Sad girls will find each other anywhere. Case in point: It’s a Wednesday night at the candlelit restaurant Le Coucou. I’m seated next to actor Beanie Feldstein for dinner, held in celebration of Vogue’s Forces of Fashion, which we will both be speaking at the following day. During small talk, I brought up my celiac disease diagnosis, sharing that it resulted from one of my yearly colonoscopies, something I get because my mother died of colon cancer. (You know, light table chatter!)
But Feldstein’s eyes instantly lit up in the secret way one of us always understands. “Only I would bring this topic up at a fancy dinner party,” she laughs when thinking back, though obviously I had set the table for the conversation. That’s when she started to open up about the loss of her brother, Jordan.
“He was a gifted, brilliant, funny, loving, wonderful person who died unexpectedly almost six years ago,” Feldstein shares. “An incredible father and incredible brother and son, and it was completely out of nowhere.”
Jordan passed away at 40 while Feldstein was starring in Broadway’s Hello, Dolly!. “So much of that time is very blurry,” she says. “What people don’t talk about is not only do you lose a person, but you lose parts of your life as well. You can lose friendships, career pursuits, academic pursuits, even your own identity shifts—there’s so much lost surrounding the loss.”
In the year after, Feldstein says she “worked more than ever, which was a saving grace” and “fell in love with my now wife,” Bonnie. She also felt something many people who have lost a loved one can relate to: “It was this intense juxtaposition between everything I’ve ever wanted coming true and none of it really mattering at the end of the day. It felt unfair that he couldn’t be there to experience it with me and that he was gone.”

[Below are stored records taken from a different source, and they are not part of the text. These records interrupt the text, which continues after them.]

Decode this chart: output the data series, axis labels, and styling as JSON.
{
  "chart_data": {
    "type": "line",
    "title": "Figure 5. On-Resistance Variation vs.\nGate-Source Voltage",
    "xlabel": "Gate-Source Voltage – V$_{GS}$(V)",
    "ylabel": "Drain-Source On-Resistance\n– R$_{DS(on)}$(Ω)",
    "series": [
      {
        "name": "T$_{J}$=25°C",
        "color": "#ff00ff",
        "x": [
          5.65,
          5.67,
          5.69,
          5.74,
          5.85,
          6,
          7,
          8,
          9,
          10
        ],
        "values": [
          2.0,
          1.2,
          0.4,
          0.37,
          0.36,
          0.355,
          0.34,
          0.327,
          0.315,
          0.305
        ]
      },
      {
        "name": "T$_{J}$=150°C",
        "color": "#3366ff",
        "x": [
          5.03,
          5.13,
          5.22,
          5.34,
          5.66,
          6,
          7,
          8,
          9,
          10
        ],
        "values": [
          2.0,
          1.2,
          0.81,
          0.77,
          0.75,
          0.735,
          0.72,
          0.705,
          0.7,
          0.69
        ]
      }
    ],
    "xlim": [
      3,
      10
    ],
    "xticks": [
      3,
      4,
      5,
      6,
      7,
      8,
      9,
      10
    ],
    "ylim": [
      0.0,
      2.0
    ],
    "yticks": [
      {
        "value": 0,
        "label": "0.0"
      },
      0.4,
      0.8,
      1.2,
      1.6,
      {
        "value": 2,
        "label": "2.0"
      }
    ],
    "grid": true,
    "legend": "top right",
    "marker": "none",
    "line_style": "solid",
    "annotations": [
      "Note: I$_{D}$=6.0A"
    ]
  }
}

A few years later, Feldstein downloaded TikTok. “A few months in, I got this video on my For You page of a little boy talking about his dad dying. Because my brother has two sons, obviously it stopped me in my tracks. He was saying things like, ‘Camp makes me feel less alone because people understand me.’ And I was like, Camp? I went to camp for 10 years. My parents met at summer camp. Camp is a huge part of my identity. After that I went down this huge rabbit hole about Experience Camps.”

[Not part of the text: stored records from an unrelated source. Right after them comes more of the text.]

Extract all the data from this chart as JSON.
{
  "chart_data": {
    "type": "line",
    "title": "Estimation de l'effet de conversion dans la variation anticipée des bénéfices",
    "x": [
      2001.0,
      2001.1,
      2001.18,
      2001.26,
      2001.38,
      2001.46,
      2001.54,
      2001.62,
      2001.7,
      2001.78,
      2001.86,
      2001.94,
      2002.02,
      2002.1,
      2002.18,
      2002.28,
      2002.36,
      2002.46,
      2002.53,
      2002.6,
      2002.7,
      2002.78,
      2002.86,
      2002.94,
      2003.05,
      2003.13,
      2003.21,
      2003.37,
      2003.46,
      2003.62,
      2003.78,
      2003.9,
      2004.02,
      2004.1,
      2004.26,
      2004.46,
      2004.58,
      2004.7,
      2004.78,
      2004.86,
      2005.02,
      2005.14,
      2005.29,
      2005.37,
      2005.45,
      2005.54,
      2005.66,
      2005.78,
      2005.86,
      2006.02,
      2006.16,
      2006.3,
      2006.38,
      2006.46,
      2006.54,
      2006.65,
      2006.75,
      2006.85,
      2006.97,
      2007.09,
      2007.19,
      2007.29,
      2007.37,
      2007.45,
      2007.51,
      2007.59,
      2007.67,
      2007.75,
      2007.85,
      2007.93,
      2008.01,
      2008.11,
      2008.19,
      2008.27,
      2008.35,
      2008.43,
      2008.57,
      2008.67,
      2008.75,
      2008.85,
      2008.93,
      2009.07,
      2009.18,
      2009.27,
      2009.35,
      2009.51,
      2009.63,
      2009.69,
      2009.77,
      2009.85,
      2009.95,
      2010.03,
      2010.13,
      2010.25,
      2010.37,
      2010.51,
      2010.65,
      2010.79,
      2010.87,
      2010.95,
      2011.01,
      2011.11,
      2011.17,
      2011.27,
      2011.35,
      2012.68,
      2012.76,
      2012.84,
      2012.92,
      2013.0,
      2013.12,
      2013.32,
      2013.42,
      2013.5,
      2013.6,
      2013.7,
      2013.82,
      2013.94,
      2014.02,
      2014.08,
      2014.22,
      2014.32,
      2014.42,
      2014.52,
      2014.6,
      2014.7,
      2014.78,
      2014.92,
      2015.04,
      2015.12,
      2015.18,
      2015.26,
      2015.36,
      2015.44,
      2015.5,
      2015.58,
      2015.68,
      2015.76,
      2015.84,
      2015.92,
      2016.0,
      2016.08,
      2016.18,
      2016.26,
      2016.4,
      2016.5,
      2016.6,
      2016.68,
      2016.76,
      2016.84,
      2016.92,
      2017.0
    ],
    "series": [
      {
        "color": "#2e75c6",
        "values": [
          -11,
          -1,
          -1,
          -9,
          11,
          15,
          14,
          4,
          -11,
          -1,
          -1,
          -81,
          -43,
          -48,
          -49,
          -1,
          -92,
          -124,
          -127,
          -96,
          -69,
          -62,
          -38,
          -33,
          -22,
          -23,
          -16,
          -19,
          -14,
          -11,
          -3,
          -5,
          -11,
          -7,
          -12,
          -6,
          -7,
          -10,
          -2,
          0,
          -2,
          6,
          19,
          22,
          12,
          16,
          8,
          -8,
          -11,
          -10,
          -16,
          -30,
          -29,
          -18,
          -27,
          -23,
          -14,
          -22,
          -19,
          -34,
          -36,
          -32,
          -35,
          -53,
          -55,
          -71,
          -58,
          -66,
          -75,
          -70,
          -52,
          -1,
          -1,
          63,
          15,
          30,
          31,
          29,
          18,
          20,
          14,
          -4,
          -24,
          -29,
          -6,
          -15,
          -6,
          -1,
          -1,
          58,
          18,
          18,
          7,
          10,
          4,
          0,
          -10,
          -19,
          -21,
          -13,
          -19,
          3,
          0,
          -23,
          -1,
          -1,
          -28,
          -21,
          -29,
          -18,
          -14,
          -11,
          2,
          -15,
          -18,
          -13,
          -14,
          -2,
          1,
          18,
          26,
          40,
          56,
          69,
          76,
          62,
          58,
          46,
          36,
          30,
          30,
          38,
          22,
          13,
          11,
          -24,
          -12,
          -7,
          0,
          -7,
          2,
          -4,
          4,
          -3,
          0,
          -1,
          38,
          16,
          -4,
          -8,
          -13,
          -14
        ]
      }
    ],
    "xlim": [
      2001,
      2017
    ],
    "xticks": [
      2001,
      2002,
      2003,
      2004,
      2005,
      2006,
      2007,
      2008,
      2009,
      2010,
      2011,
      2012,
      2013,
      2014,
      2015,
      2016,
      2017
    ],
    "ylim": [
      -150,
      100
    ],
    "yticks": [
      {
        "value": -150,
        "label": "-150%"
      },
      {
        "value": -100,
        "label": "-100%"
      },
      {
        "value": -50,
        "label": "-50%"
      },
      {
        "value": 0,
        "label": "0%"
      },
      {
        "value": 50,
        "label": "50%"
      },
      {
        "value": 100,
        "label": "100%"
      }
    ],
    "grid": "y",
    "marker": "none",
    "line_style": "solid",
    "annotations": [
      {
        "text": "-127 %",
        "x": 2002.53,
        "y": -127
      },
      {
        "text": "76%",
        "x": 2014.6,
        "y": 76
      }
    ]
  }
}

Here’s what she learned: Experience Camps is a group of nonprofit and no-cost summer camps across the country for children who are grieving from the death of a parent, sibling, or primary caregiver. The one-week sleepaway camp is meant to serve as many different types of outlets for these children in one place—helping them process their grief, remember they can still play, and realize they are not alone in what happened to them. Immediately, Feldstein knew she wanted to be involved in some way: “I just sent them a cold DM out of the blue and asked how I could help.”
Jesse Moss, Experience Camps’s director of marketing, was at the other end of that message and suggested a Zoom call to talk more.
“Jesse asked me why I had been so touched by the video, and I told her about my brother Jordan,” Feldstein says. “And she just froze.” Moss remembers this moment “pretty vividly.”
That’s when fate, kismet, serendipity, or whatever you choose to believe in came into play: “We made the connection that we both had a brother named Jordan die,” Moss says. “Wild, right? That connection felt so special. I immediately suggested that she should come volunteer at camp.”
All the counselors at Experience Camps are volunteers, though not all have gone through a loss similar to the one the campers have. (Each cabin also has a grief specialist who is a master’s-level-certified mental health professional.) Feldstein says: “It was meant to be in this spiritual, visceral way. It was also an immediate yes.” A few months later, Feldstein and a friend drove up to Smithfield, Maine, for the first day of a new kind of summer camp.
“The camp is on a hill,” Feldstein tells me while reflecting back on last summer. “It feels like you’re walking literally straight up. So you’re working your tush to get up that hill the entire week, but you’re also doing so much work emotionally, processing everything in real time.”
Moss adds that Feldstein was “a dream” at camp. Naturally, she taught drama class, made friendship bracelets, and hosted the talent show—but there were slower, more painful moments too. “There are sharing circles where we talked about the loved ones we lost and grief activities,” Feldstein says. On the final night, there’s a special campfire where everyone is invited to share something about the person who died in their lives. Both women, of course, mentioned their respective Jordans. “Every time I heard her say ‘my brother Jordan,’ it sent chills down my spine,” Moss says, reminding them of the shocking coincidence that brought them together.
Now, Feldstein is gearing up for her second summer as a volunteer at Experience Camps. Fresh off of a seriously successful fundraiser (donations are only way the nonprofit can remain free to all the campers), she invited me to join in as a volunteer next summer—and is clearly talking about the camp every chance she gets.
“I’ve made it very clear to my family and the people that I work with in my career that this is monumental to me,” she says passionately. “I thought I had a heart that was pretty decently sized, but it just grew in an unbelievable way in seven days. This camp changed my soul. I want other people to feel it too.”